Pelas entrevistas percebe-se, na maioria, problema claro de vulnerabilidade
social. Esse problema é levado ao discurso das agências de criminalização para traçar a
relação entre a violência e um grupo como patologicamente delinquente.
Além disso, os entrevistados relatam o distanciamento entre as necessidades
dos internos e o oferecido pelo aparato da justiça.
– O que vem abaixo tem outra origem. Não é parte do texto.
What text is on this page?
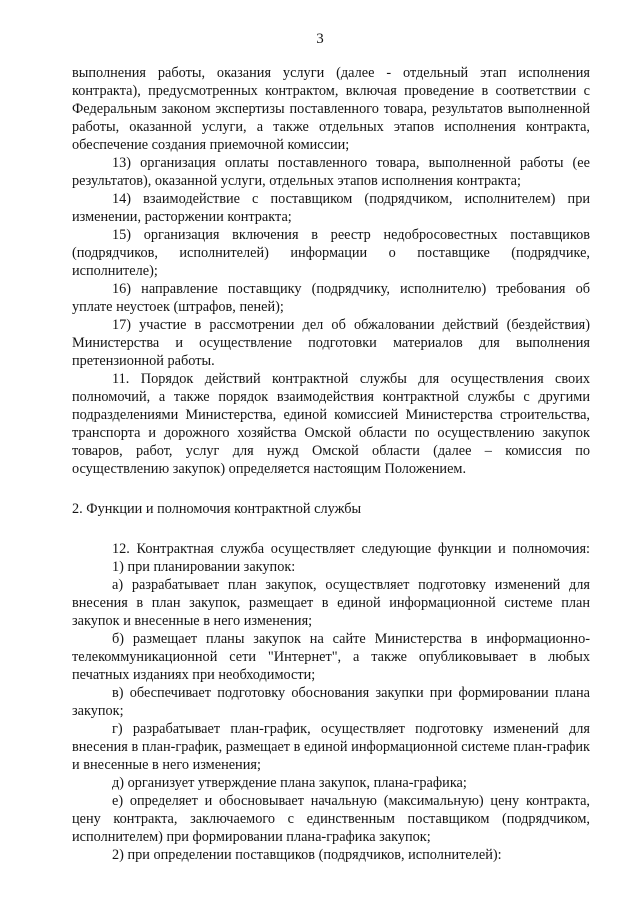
3

выполнения работы, оказания услуги (далее - отдельный этап исполнения контракта), предусмотренных контрактом, включая проведение в соответствии с Федеральным законом экспертизы поставленного товара, результатов выполненной работы, оказанной услуги, а также отдельных этапов исполнения контракта, обеспечение создания приемочной комиссии;

13) организация оплаты поставленного товара, выполненной работы (ее результатов), оказанной услуги, отдельных этапов исполнения контракта;

14) взаимодействие с поставщиком (подрядчиком, исполнителем) при изменении, расторжении контракта;

15) организация включения в реестр недобросовестных поставщиков (подрядчиков, исполнителей) информации о поставщике (подрядчике, исполнителе);

16) направление поставщику (подрядчику, исполнителю) требования об уплате неустоек (штрафов, пеней);

17) участие в рассмотрении дел об обжаловании действий (бездействия) Министерства и осуществление подготовки материалов для выполнения претензионной работы.

11. Порядок действий контрактной службы для осуществления своих полномочий, а также порядок взаимодействия контрактной службы с другими подразделениями Министерства, единой комиссией Министерства строительства, транспорта и дорожного хозяйства Омской области по осуществлению закупок товаров, работ, услуг для нужд Омской области (далее – комиссия по осуществлению закупок) определяется настоящим Положением.

2. Функции и полномочия контрактной службы

12. Контрактная служба осуществляет следующие функции и полномочия:

1) при планировании закупок:

а) разрабатывает план закупок, осуществляет подготовку изменений для внесения в план закупок, размещает в единой информационной системе план закупок и внесенные в него изменения;

б) размещает планы закупок на сайте Министерства в информационно-телекоммуникационной сети "Интернет", а также опубликовывает в любых печатных изданиях при необходимости;

в) обеспечивает подготовку обоснования закупки при формировании плана закупок;

г) разрабатывает план-график, осуществляет подготовку изменений для внесения в план-график, размещает в единой информационной системе план-график и внесенные в него изменения;

д) организует утверждение плана закупок, плана-графика;

е) определяет и обосновывает начальную (максимальную) цену контракта, цену контракта, заключаемого с единственным поставщиком (подрядчиком, исполнителем) при формировании плана-графика закупок;

2) при определении поставщиков (подрядчиков, исполнителей):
O apenado muitas vezes não consegue
acompanhar o seu processo, demora meses para conseguir contato com a assessoria
jurídica, não entende os mecanismos processuais que acabam por decidir seu futuro.
Esses fatores de incerteza fomentam o descrédito na justiça, os apenados
relatam que não vêem possibilidade de justiça em seus julgamentos, não somente no
tocante a condenação, mas com o fato de não terem sido ouvidos de verdade.
Ademais, o explícito desamparo legal acarreta instabilidades emocionais,
revoltas e violência. Os apenados buscam por alguma esperança frente a tantas
incertezas do sistema, de modo que alguns casos acabam em fugas desesperadas, o mais
comum é o refúgio nas drogas e na religião.
O capítulo quatro destina-se a retratar a violência disciplinadora inserida no
cotidiano penitenciário. Sobre o objetivo disciplinado, é o paradoxo que aflora: sabe-se
que a prisão constrói a delinquência e ainda se teima em buscar o apenado
“enquadrado”, aquele sujeito modelar da obediência (des)individualizadora degradante
da subjetividade. Nesse raciocínio de desconstrução da subjetividade se busca a
transformação do preso em um cidadão ideal, dócil e produtivo.
As entrevistas testemunham o grande esforço dos apenados na busca de meios
que amenizem as aflições durante os dias na prisão. A sanidade mental dos apenados
depende da habilidade de desviar o pensamento para fora daquele ambiente. Assim,
sobrevivem na tentativa de imaginar o mundo do outro lado dos muros.
Nesse sentido, os autores esboçam a dificuldade dos apenados manterem a
saúde mental diante do aprisionamento e encerram o capítulo com a seguinte frase:
“encarar a realidade da prisão exige grande esforço mental, aprisionar o corpo é
considerado o menor dos males pela grande parte dos entrevistados frente ao flagelo
da alma”.
Assim, os autores finalizam o texto fazendo uma análise crítica do
distanciamento existente entre a pena aplicada ao condenado e a realidade da execução
penal. Referem que há de se ter uma doutrina de vanguarda crítica, a qual poderá
melhorar a tensão entre os dois pontos.
Nesse contexto, os autores acreditam que a metodologia utilizada na sua
pesquisa pôde contribuir para tanto. Quer dizer, ao dar voz a quem não tem voz,
iluminando e trazendo à tona sua realidade, seus sentimentos, seu cotidiano, de forma
genuína e livre, há uma esperança em se clarificar as interfaces do poder político que
controla o corpo social – gestão das ilegalidades (FOUCAULT). Aduzem que talvez
não exista outra forma melhor de compreender o sistema prisional e os apenados que
não se inserindo no meio e tomando conhecimento total de sua realidade prática, dando
voz aos apenados e aos carcereiros, inclusive.